Implement crawler, dedup, and persistent LRU
Company: Anthropic
Role: Software Engineer
Category: Coding & Algorithms
Difficulty: Medium
Interview Round: Onsite
##### Question
LeetCode 1236. Web Crawler: Crawl web pages starting from a given URL within the same hostname.
LeetCode 609. Find Duplicate File in System: Identify duplicate files in a filesystem based on content.
LeetCode 146. LRU Cache (extended): Implement an LRU cache decorator that correctly handles variable-length positional and keyword arguments, and add persistence (serialization/deserialization) support.

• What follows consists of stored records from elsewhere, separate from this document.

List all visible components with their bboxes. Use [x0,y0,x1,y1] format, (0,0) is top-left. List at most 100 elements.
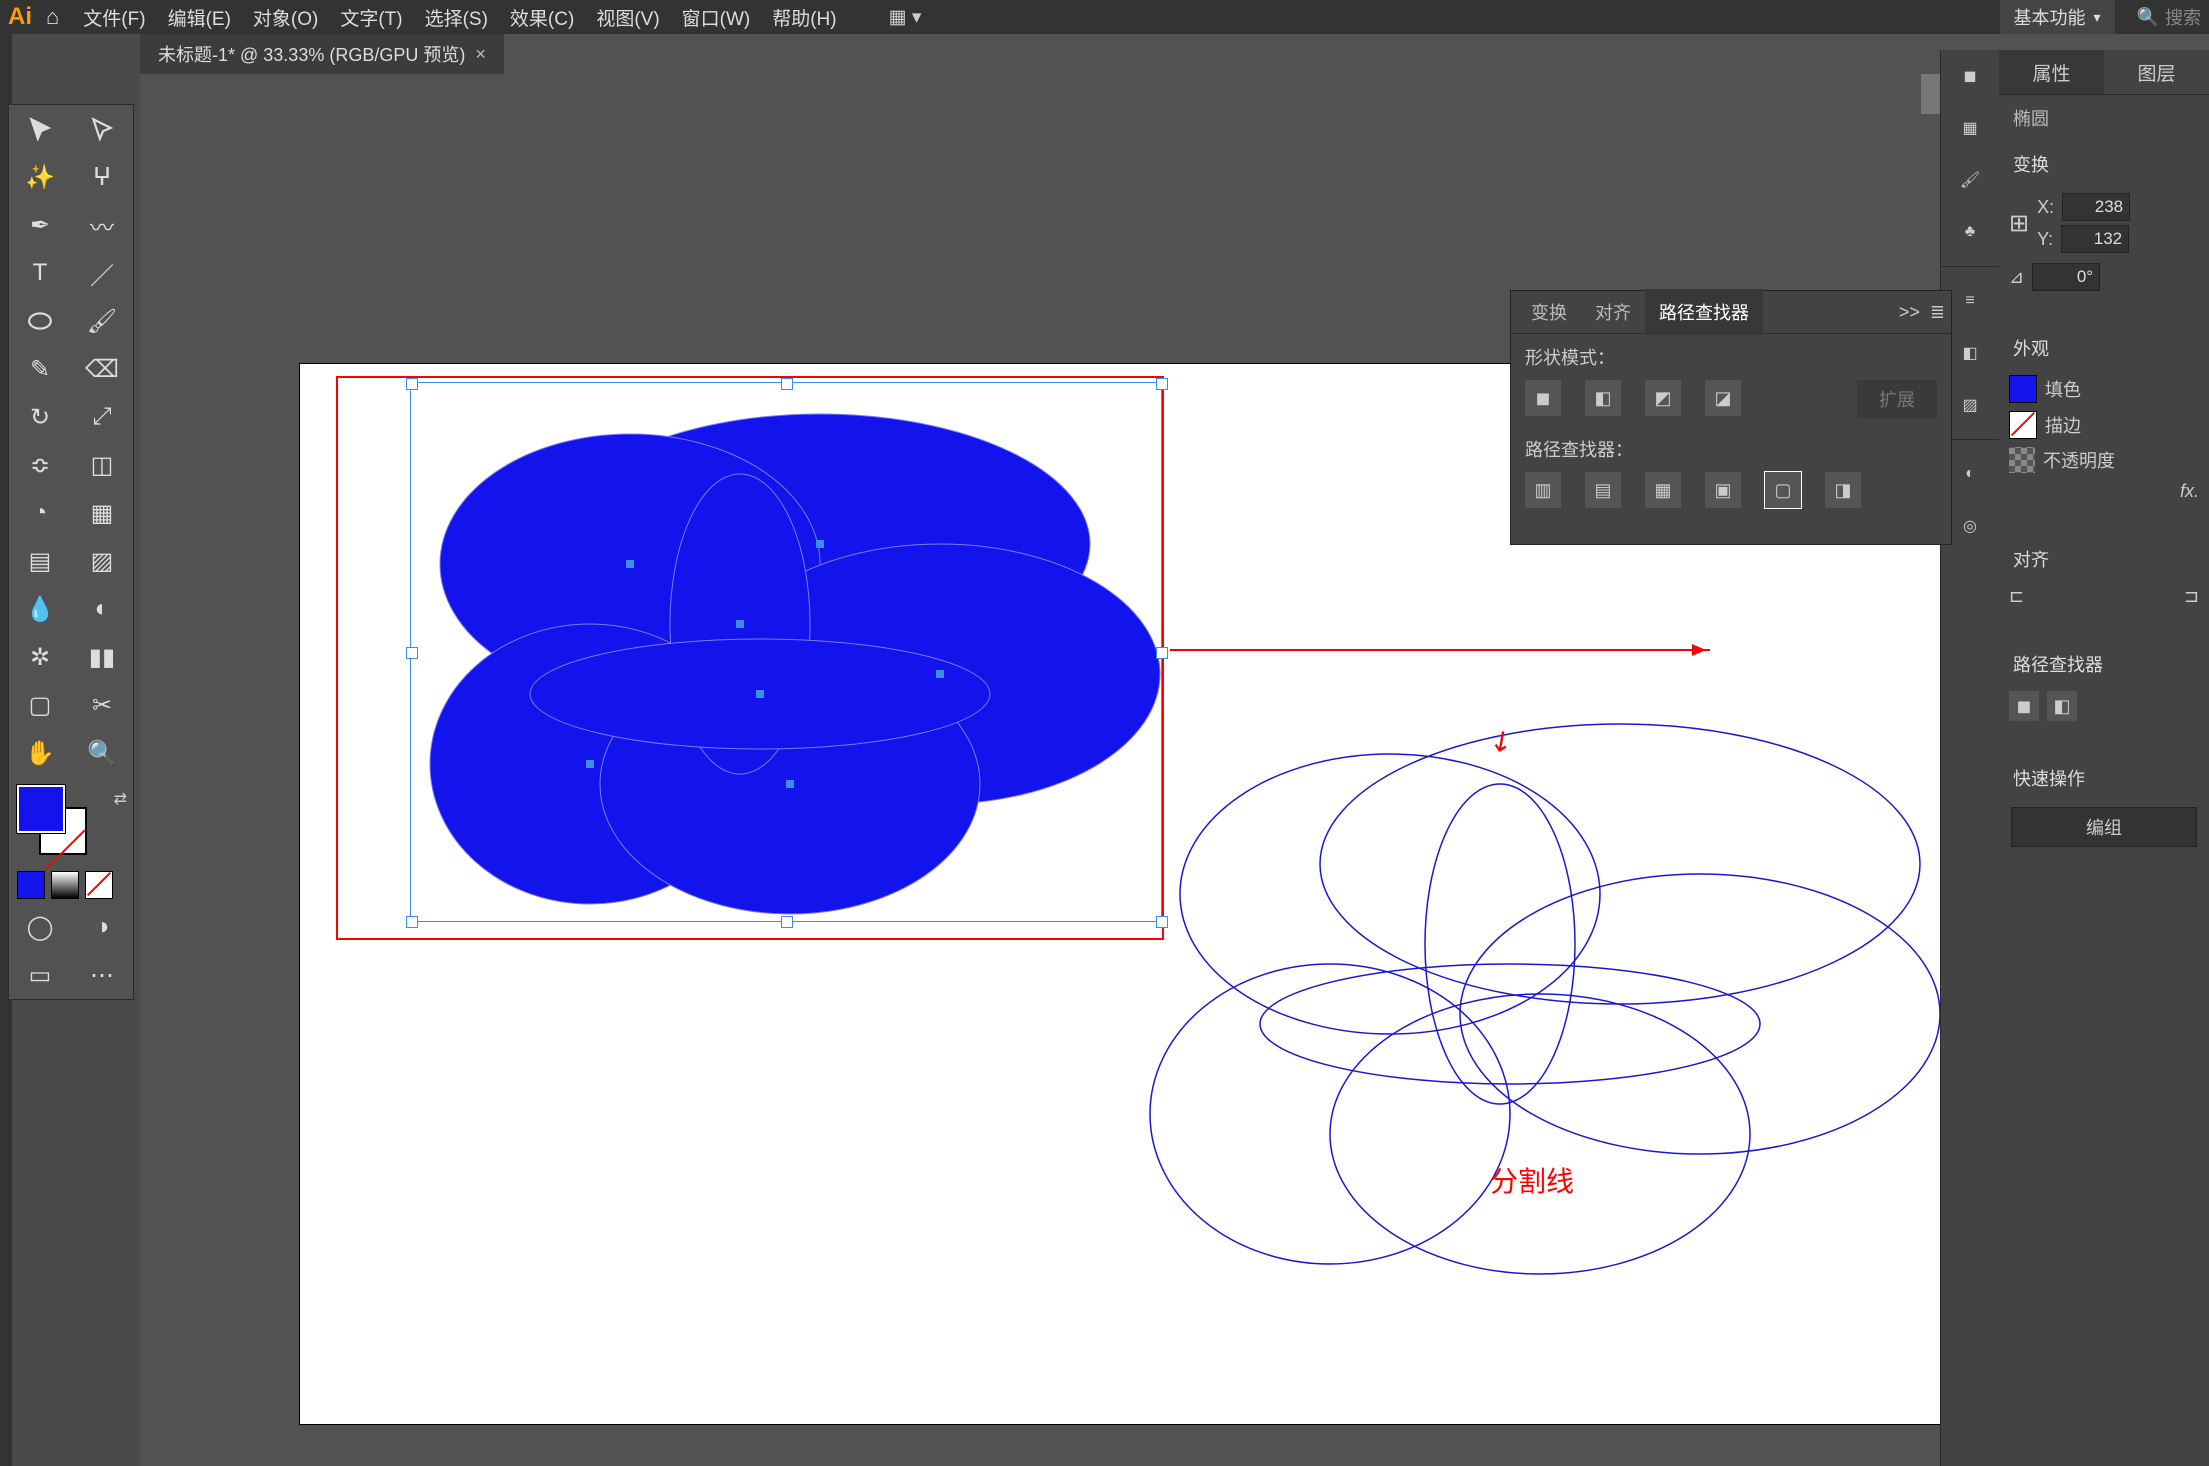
curvature-tool[interactable]: 〰 [71,201,133,249]
menu-edit[interactable]: 编辑(E) [168,4,231,31]
color-mode-solid[interactable] [17,871,45,899]
mesh-tool[interactable]: ▤ [9,537,71,585]
ellipse-group-outlines[interactable] [1060,684,1940,1324]
fill-label: 填色 [2045,376,2081,402]
panel-icon-color[interactable]: ◼ [1941,50,1999,102]
eraser-tool[interactable]: ⌫ [71,345,133,393]
menu-object[interactable]: 对象(O) [253,4,318,31]
direct-selection-tool[interactable] [71,105,133,153]
shaper-tool[interactable]: ✎ [9,345,71,393]
properties-panel: 属性 图层 椭圆 变换 ⊞ X:238 Y:132 ⊿0° 外观 填色 描边 不… [1999,50,2209,1466]
scale-tool[interactable]: ⤢ [71,393,133,441]
fill-swatch[interactable] [17,785,65,833]
tab-layers[interactable]: 图层 [2104,50,2209,94]
arrange-docs-icon[interactable]: ▦ ▾ [889,6,922,29]
paintbrush-tool[interactable]: 🖌 [71,297,133,345]
screen-mode[interactable]: ▭ [9,951,71,999]
lasso-tool[interactable]: ⵖ [71,153,133,201]
align-right-icon[interactable]: ⊐ [2184,586,2199,607]
fill-stroke-swatch[interactable] [15,783,73,841]
slice-tool[interactable]: ✂ [71,681,133,729]
fill-color-swatch[interactable] [2009,375,2037,403]
pathfinder-crop[interactable]: ▣ [1705,472,1741,508]
zoom-tool[interactable]: 🔍 [71,729,133,777]
panel-tab-transform[interactable]: 变换 [1517,299,1581,325]
panel-tab-pathfinder[interactable]: 路径查找器 [1645,289,1763,335]
stroke-color-swatch[interactable] [2009,411,2037,439]
perspective-tool[interactable]: ▦ [71,489,133,537]
edit-toolbar[interactable]: ⋯ [71,951,133,999]
opacity-swatch[interactable] [2009,447,2035,473]
pathfinder-minus-back[interactable]: ◨ [1825,472,1861,508]
canvas-area[interactable]: ↘ 分割线 [140,74,1941,1466]
panel-icon-brushes[interactable]: 🖌 [1941,154,1999,206]
x-field[interactable]: 238 [2062,193,2130,221]
selection-tool[interactable] [9,105,71,153]
menu-window[interactable]: 窗口(W) [682,4,751,31]
pathfinders-label: 路径查找器： [1525,436,1937,462]
tab-properties[interactable]: 属性 [1999,50,2104,94]
pathfinder-outline[interactable]: ▢ [1765,472,1801,508]
menu-view[interactable]: 视图(V) [596,4,659,31]
menu-type[interactable]: 文字(T) [340,4,402,31]
free-transform-tool[interactable]: ◫ [71,441,133,489]
pen-tool[interactable]: ✒ [9,201,71,249]
panel-icon-symbols[interactable]: ♣ [1941,206,1999,258]
menu-select[interactable]: 选择(S) [425,4,488,31]
shape-mode-minus-front[interactable]: ◧ [1585,380,1621,416]
shape-mode-unite[interactable]: ◼ [1525,380,1561,416]
draw-mode-behind[interactable]: ◑ [71,903,133,951]
type-tool[interactable]: T [9,249,71,297]
align-left-icon[interactable]: ⊏ [2009,586,2024,607]
magic-wand-tool[interactable]: ✨ [9,153,71,201]
color-mode-gradient[interactable] [51,871,79,899]
pathfinder-merge[interactable]: ▦ [1645,472,1681,508]
angle-field[interactable]: 0° [2032,263,2100,291]
pathfinder-panel[interactable]: 变换 对齐 路径查找器 >> ≣ 形状模式： ◼ ◧ ◩ ◪ 扩展 路径查找器：… [1510,290,1952,545]
pathfinder-divide[interactable]: ▥ [1525,472,1561,508]
panel-menu-icon[interactable]: ≣ [1930,302,1945,323]
color-mode-none[interactable] [85,871,113,899]
selection-bounding-box[interactable] [410,382,1162,922]
eyedropper-tool[interactable]: 💧 [9,585,71,633]
shape-mode-intersect[interactable]: ◩ [1645,380,1681,416]
panel-icon-swatches[interactable]: ▦ [1941,102,1999,154]
pathfinder-section-label: 路径查找器 [1999,641,2209,687]
prop-pathfinder-unite[interactable]: ◼ [2009,691,2039,721]
search-box[interactable]: 🔍 搜索 [2137,4,2201,30]
blend-tool[interactable]: ◐ [71,585,133,633]
pathfinder-trim[interactable]: ▤ [1585,472,1621,508]
prop-pathfinder-minus[interactable]: ◧ [2047,691,2077,721]
home-icon[interactable]: ⌂ [46,4,59,30]
draw-mode-normal[interactable]: ◯ [9,903,71,951]
gradient-tool[interactable]: ▨ [71,537,133,585]
menu-file[interactable]: 文件(F) [83,4,145,31]
symbol-sprayer-tool[interactable]: ✲ [9,633,71,681]
menu-effect[interactable]: 效果(C) [510,4,574,31]
tab-close-icon[interactable]: × [475,44,486,65]
rotate-tool[interactable]: ↻ [9,393,71,441]
line-tool[interactable]: ／ [71,249,133,297]
width-tool[interactable]: ≎ [9,441,71,489]
scrollbar-vertical[interactable] [1921,74,1941,114]
y-field[interactable]: 132 [2061,225,2129,253]
fx-button[interactable]: fx. [2180,481,2199,502]
selection-type-label: 椭圆 [1999,95,2209,141]
swap-fill-stroke-icon[interactable]: ⇄ [114,789,127,809]
hand-tool[interactable]: ✋ [9,729,71,777]
shape-builder-tool[interactable]: ◔ [9,489,71,537]
x-label: X: [2037,197,2054,218]
artboard-tool[interactable]: ▢ [9,681,71,729]
shape-modes-label: 形状模式： [1525,344,1937,370]
menu-help[interactable]: 帮助(H) [772,4,836,31]
workspace-switcher[interactable]: 基本功能 ▾ [2000,0,2115,34]
app-logo: Ai [8,3,32,31]
ellipse-tool[interactable] [9,297,71,345]
quick-group-button[interactable]: 编组 [2011,807,2197,847]
shape-mode-exclude[interactable]: ◪ [1705,380,1741,416]
panel-collapse-icon[interactable]: >> [1899,302,1920,323]
document-tab[interactable]: 未标题-1* @ 33.33% (RGB/GPU 预览) × [140,34,504,74]
panel-tab-align[interactable]: 对齐 [1581,299,1645,325]
graph-tool[interactable]: ▮▮ [71,633,133,681]
color-mode-row [9,867,133,903]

https://leetcode.com/problems/web-crawler/description/ https://leetcode.com/problems/find-duplicate-file-in-system/description/ https://leetcode.com/problems/lru-cache/description/
Quick Answer: This interview question evaluates algorithm design, data structures, correctness, complexity, edge cases, and implementation details in a realistic interview setting. A strong answer for Implement crawler, dedup, and persistent LRU states assumptions, handles edge cases, explains trade-offs, and shows how to validate the result clearly.
Solution
# Solution Alignment
The prompt asks for an implementation-level answer. The safest way to present it is to define the state, maintain clear invariants, then walk through complexity and tests.
## Problem Restatement
##### Question LeetCode 1236. Web Crawler: Crawl web pages starting from a given URL within the same hostname. LeetCode 609. Find Duplicate File in System: Identify duplicate files in a filesystem based on content. LeetCode 146. LRU Cache (extended): Implement an LRU cache decorator that correctly handles variable-length positional and keyword arguments, and add persistence (serialization/deserialization) support. https://leetcode.com/problems/web-crawler/description/ https://leetcode.com/problems/find-duplicate-file-in-system/description/ https://leetcode.com/problems/lru-cache/description/
## Recommended Approach
Use a hash map from key to doubly linked-list node plus a doubly linked list ordered by recency. `get` moves the node to the front. `put` updates and moves an existing node, or inserts a new node at the front and evicts the tail when capacity is exceeded.
## Correctness
The implementation should maintain an invariant after each loop or operation that directly matches the problem statement. At termination, that invariant implies the returned value has considered every valid candidate exactly once, or has preserved the required data-structure state after every API call.
## Complexity
get and put are O(1) average time. Space is O(capacity).
## Edge Cases and Tests
Capacity 0 or 1, updating an existing key, eviction order after get, repeated puts, and missing-key gets.